Performance scales sublinearly with increasing triangle count, contrasting with P2M’s quadratic behavior under symmetry, and site insertion is inert (zero overhead) for irregular meshes.

Implications and Future Directions

For practitioners in collision detection, path planning, mesh processing, and large-scale simulation, P2M++ delivers a practically robust acceleration for P2M queries, especially crucial for scenarios featuring locally or globally symmetric meshes (spheres, cylinders, torque applications, rotationally invariant designs).

Conceptually, the framework’s adaptive spatial decomposition method can be generalized toward other high-dimensional non-convex partition tasks (e.g., mesh–mesh proximity, swept volume computations, or convex-partitioned spaces as per [10.1145/997817.997823]).

Remaining bottlenecks pertain to preprocessing, which, while greatly reduced, is still higher than lightweight BVH-only (FCPW-style) techniques; for small batches or highly dynamic models, such initialization may remain prohibitive.
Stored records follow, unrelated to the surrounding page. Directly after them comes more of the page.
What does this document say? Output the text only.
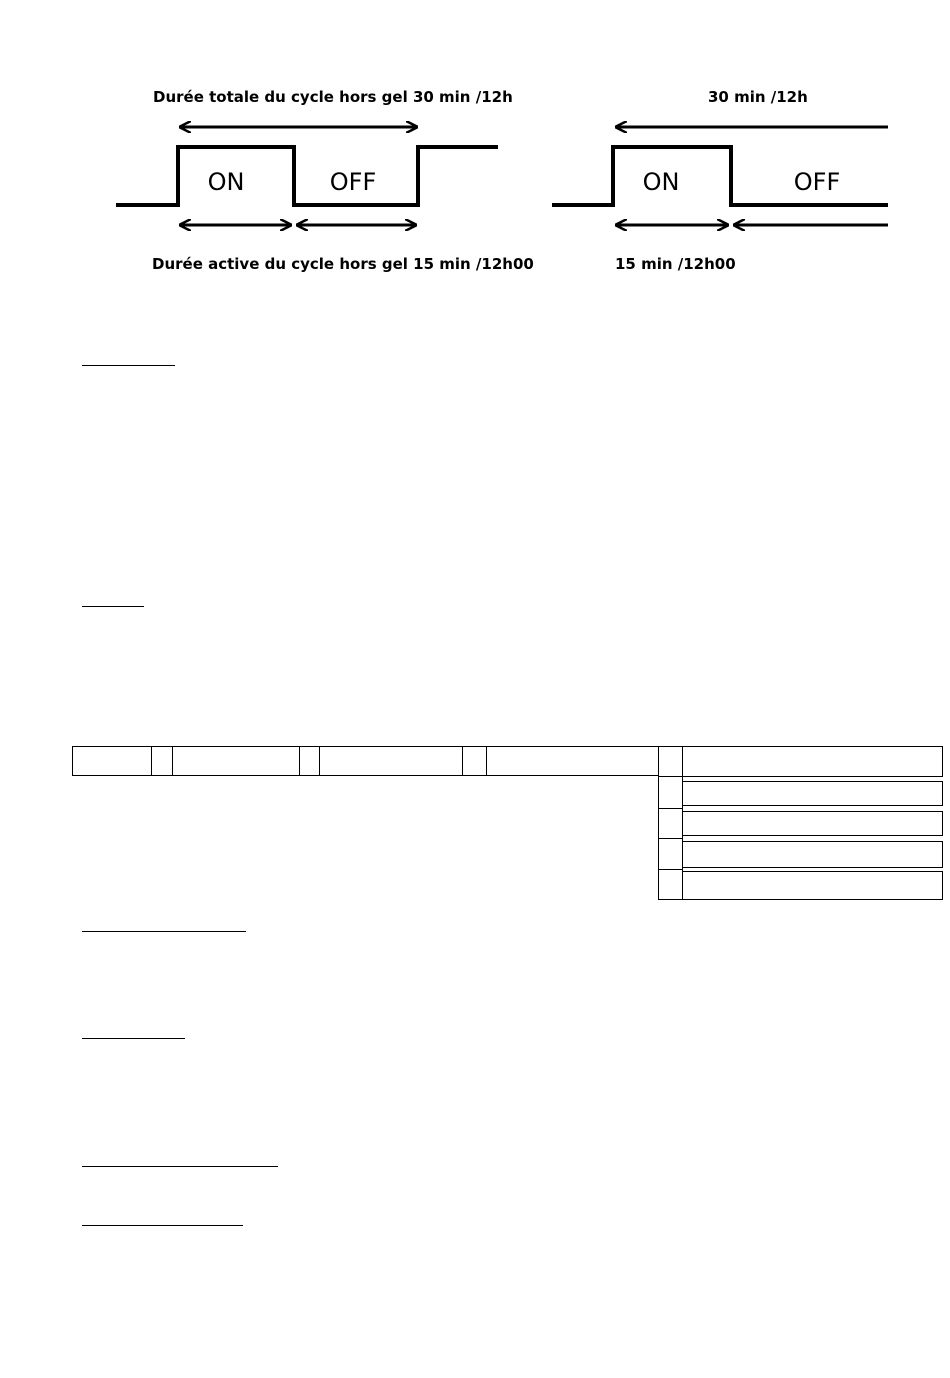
Durée totale du cycle hors gel 30 min /12h
ON	OFF
Durée active du cycle hors gel 15 min /12h00
30 min /12h
ON	OFF
15 min /12h00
The pursuit of lower-complexity geometric predicates and extension to mesh–mesh proximity queries is a logically promising direction.

Conclusion

P2M++ achieves a decisive advance over previous Voronoi-based acceleration frameworks for point-to-mesh queries, via adaptive site augmentation and BVH-accelerated, finite, discrete sphere-union interference localization. The framework brings sublinear preprocessing and query cost scaling even in the presence of high symmetry, without introducing overheads on generic models. For simulation, modeling, and geometric inference pipelines requiring exact, high-throughput signed distance computation, P2M++ represents an advance in both algorithmic design and practical runtime/system integration (2605.00429).